Beginning on May 1 and ending Sept. 30, Georgia Environmental Protection Division Open Burning Ban will be enforced in 54 Georgia counties.
The ban prohibits residents and businesses from burning yard and land-clearing debris. The rule is in addition to the year-round state ban on the burning of household garbage.
The EPD is reminding residents that these rules are in place for a reason — and the reason is health.
Besides the obvious effects of smoke on the human body, such as watery eyes, smoke from fires contains chemicals and pollutants that negatively impact a person’s health.
Burning yard waste releases nitrogen oxides and particle pollution into the air. Both pollutants contribute to lung and heart disease.
Particle pollution is made up of extremely small particles that can increase the risk of a heart attack.

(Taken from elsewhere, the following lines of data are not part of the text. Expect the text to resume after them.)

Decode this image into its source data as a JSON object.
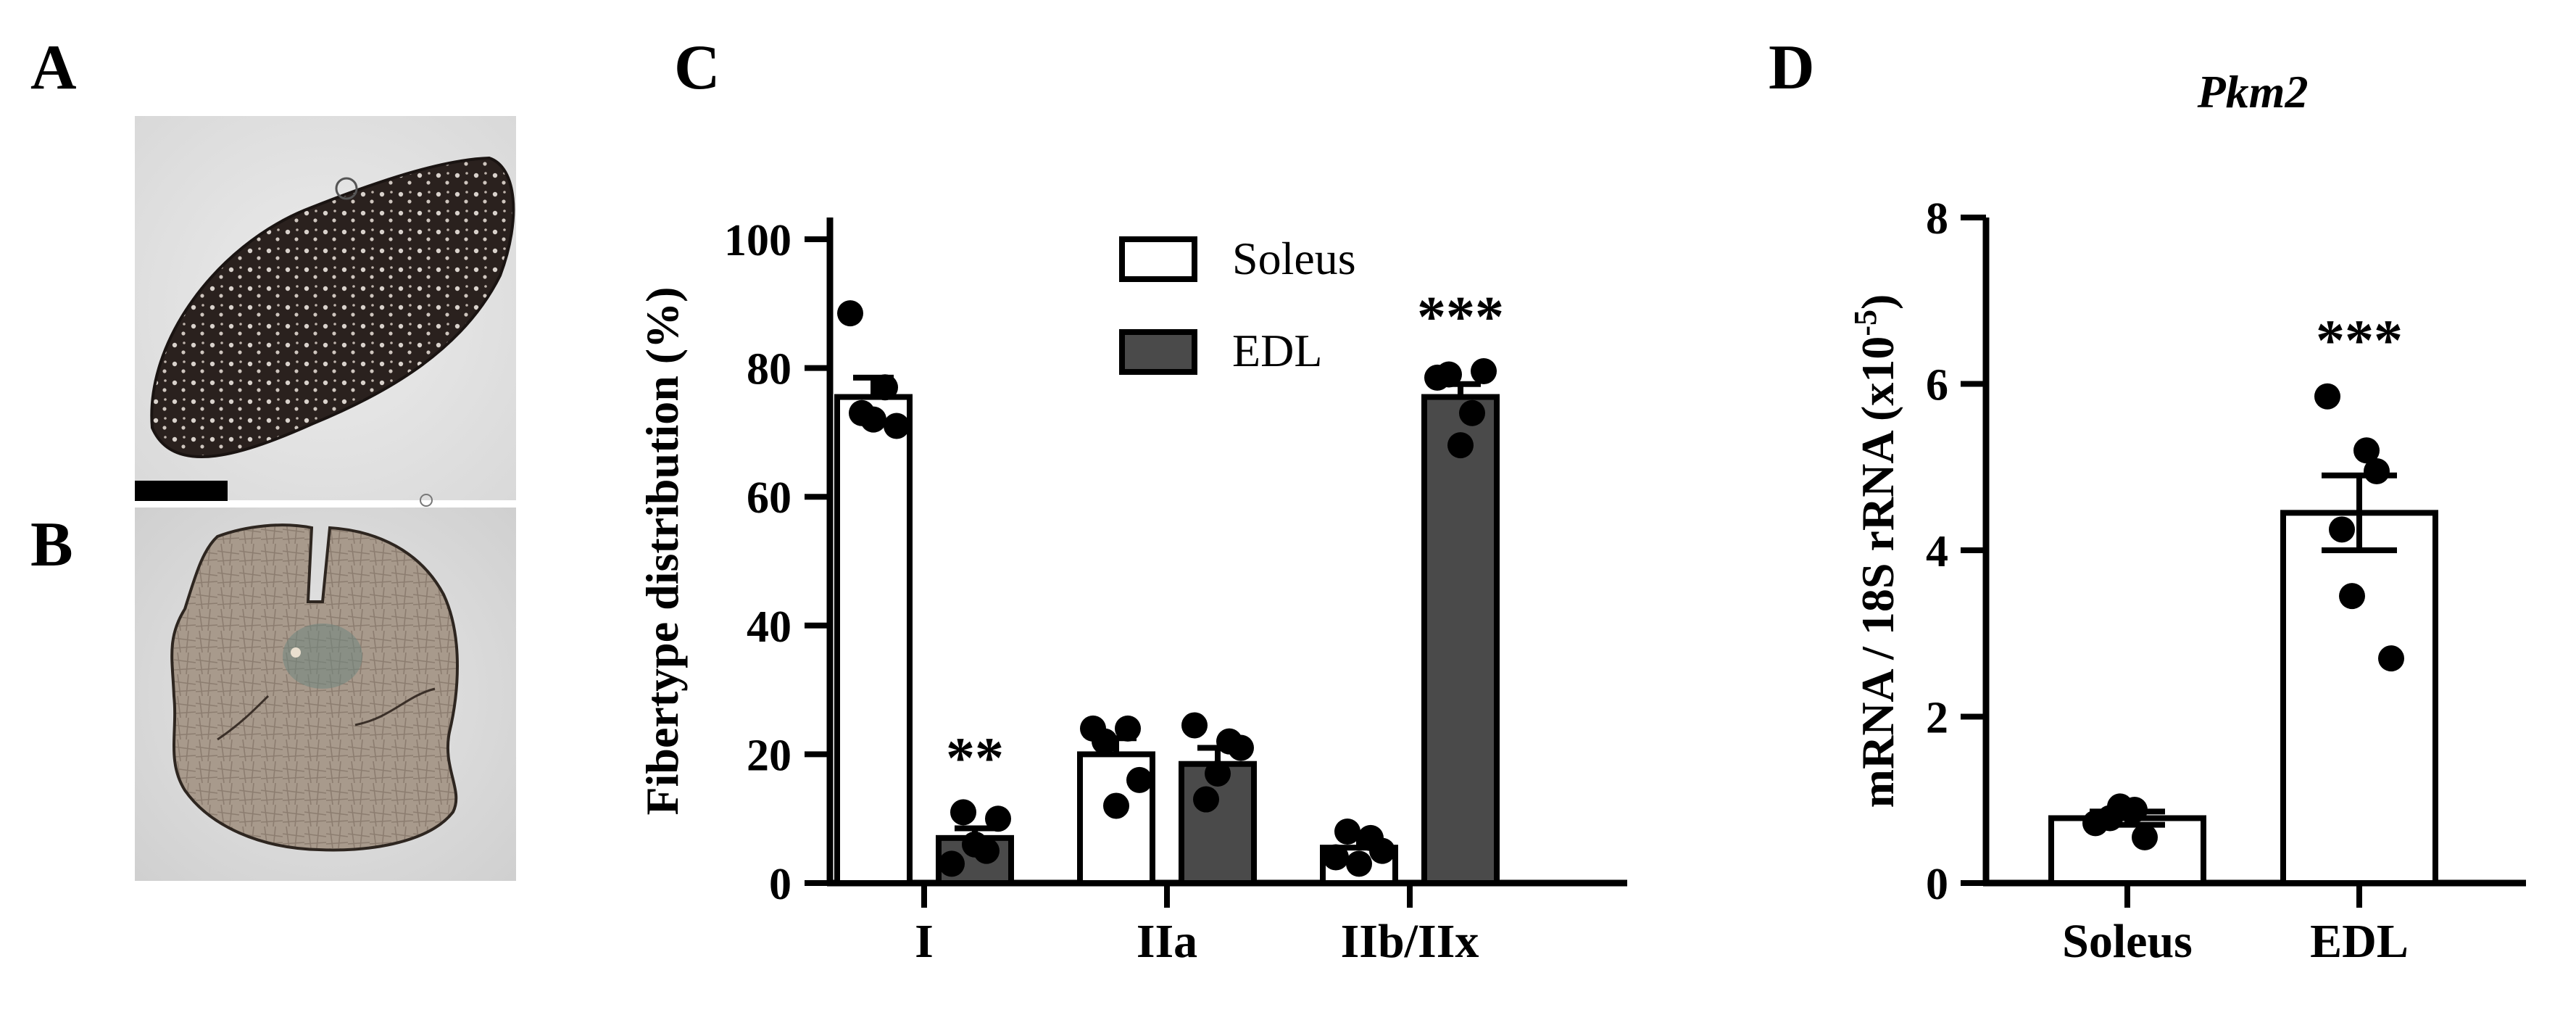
{
  "panel_labels": {
    "A": "A",
    "B": "B",
    "C": "C",
    "D": "D"
  },
  "colors": {
    "soleus": "#ffffff",
    "edl": "#4a4a4a",
    "stroke": "#000000"
  },
  "chart_data": [
    {
      "id": "C",
      "type": "bar",
      "title": "",
      "ylabel": "Fibertype distribution (%)",
      "xlabel": "",
      "ylim": [
        0,
        100
      ],
      "yticks": [
        "0",
        "20",
        "40",
        "60",
        "80",
        "100"
      ],
      "categories": [
        "I",
        "IIa",
        "IIb/IIx"
      ],
      "legend_position": "top-center",
      "series": [
        {
          "name": "Soleus",
          "values": [
            75.5,
            20,
            5.5
          ],
          "sem": [
            3.0,
            2.5,
            1.5
          ],
          "points": [
            [
              88.5,
              73,
              72,
              77,
              71
            ],
            [
              24,
              22,
              12,
              24,
              16
            ],
            [
              4,
              8,
              3,
              7,
              5
            ]
          ]
        },
        {
          "name": "EDL",
          "values": [
            7,
            18.5,
            75.5
          ],
          "sem": [
            1.5,
            2.5,
            2.0
          ],
          "points": [
            [
              3,
              11,
              6,
              5,
              10
            ],
            [
              24.5,
              13,
              17,
              22,
              21
            ],
            [
              78.5,
              79,
              68,
              73,
              79.5
            ]
          ]
        }
      ],
      "annotations": [
        {
          "category": "I",
          "series": "EDL",
          "text": "**"
        },
        {
          "category": "IIb/IIx",
          "series": "EDL",
          "text": "***"
        }
      ]
    },
    {
      "id": "D",
      "type": "bar",
      "title": "Pkm2",
      "ylabel": "mRNA / 18S rRNA (x10",
      "ylabel_sup": "-5",
      "ylabel_end": ")",
      "xlabel": "",
      "ylim": [
        0,
        8
      ],
      "yticks": [
        "0",
        "2",
        "4",
        "6",
        "8"
      ],
      "categories": [
        "Soleus",
        "EDL"
      ],
      "values": [
        0.78,
        4.45
      ],
      "sem": [
        0.08,
        0.45
      ],
      "points": [
        [
          0.72,
          0.88,
          0.55,
          0.78,
          0.92
        ],
        [
          5.85,
          5.2,
          4.95,
          4.25,
          3.45,
          2.7
        ]
      ],
      "annotations": [
        {
          "category": "EDL",
          "text": "***"
        }
      ]
    }
  ]
}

In the heat of summer, nitrogen oxides combine with fumes from fuels, paints and vegetation to form ground-level ozone. Ground-level ozone can cause inflammation to the lungs.
Burning household garbage, which is banned year-round in Georgia, releases even more dangerous pollution.
The Open Burning Ban that began May 1 is not new.
Beginning in 1996 with the 13-county metro Atlanta area, it has gradually come to include 54 counties.
With Georgia’s growth and development comes more traffic, more industry, more land clearing and more building — all contribute to air pollution.
Some actions, such as campfires and agricultural activities are exempt.